Download the installer from ollama.ai.

Terminal window
ollama --version
Terminal window
# Recommended starter model — good balance of quality and speed
ollama pull llama3.2
# Lightweight option for fast machines
ollama pull phi3
# Larger model for better quality (needs 16GB+ RAM)
ollama pull llama3.1:70b
Terminal window
export MODELREINS_PROVIDER=ollama
export MODELREINS_OLLAMA_HOST=http://localhost:11434

Or in modelreins.config.json:

{
"provider": "ollama",
"ollama": {
"host": "http://localhost:11434",
"model": "llama3.2"
}
}

Start the worker:

Terminal window
modelreins worker start --provider ollama
ModelRAM RequiredSpeedQualityBest For
llama3.28 GBFastGoodGeneral tasks, summaries, extraction
phi34 GBVery fastModerateQuick completions, high throughput
codellama8 GBFastGood (code)Code generation, review
mistral8 GBFastGoodMultilingual, instruction following
llama3.1:70b48 GBSlowExcellentComplex reasoning (GPU recommended)
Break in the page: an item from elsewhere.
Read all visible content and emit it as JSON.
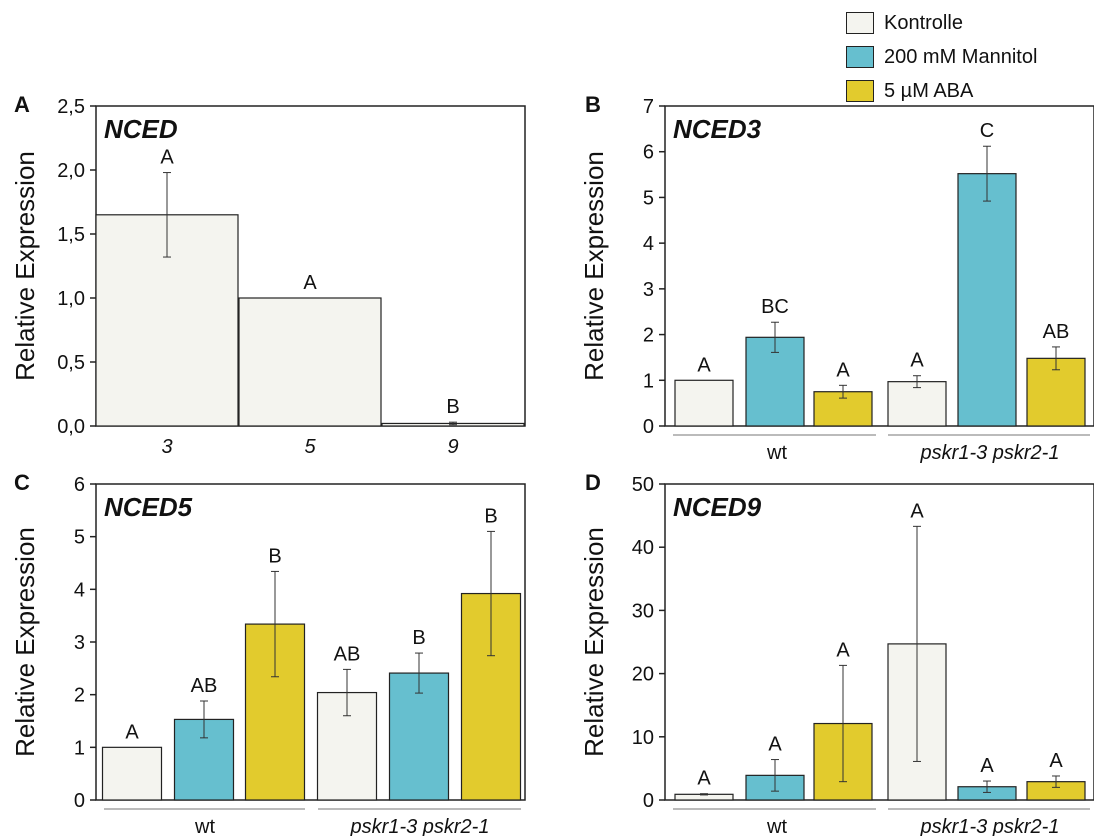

Override the default model for specific jobs:

Terminal window
modelreins job dispatch \
--provider ollama \
--model codellama \
--prompt "Review this function for bugs" \
--input ./handler.ts

Ollama automatically detects and uses NVIDIA GPUs via CUDA. For Apple Silicon, Metal acceleration is enabled by default.

Check GPU status:

Terminal window
ollama ps

If your model is running on CPU and you have a GPU available, ensure your drivers are up to date and restart Ollama.

“Could not connect to Ollama” — Make sure the Ollama service is running:

Terminal window
# Start the service
ollama serve
# Or on macOS, launch the app — it starts the server automatically

Model not found — Pull the model first: ollama pull <model-name>. Model names are case-sensitive.

Slow responses — Check if the model fits in RAM. If the system is swapping, use a smaller model or add more memory.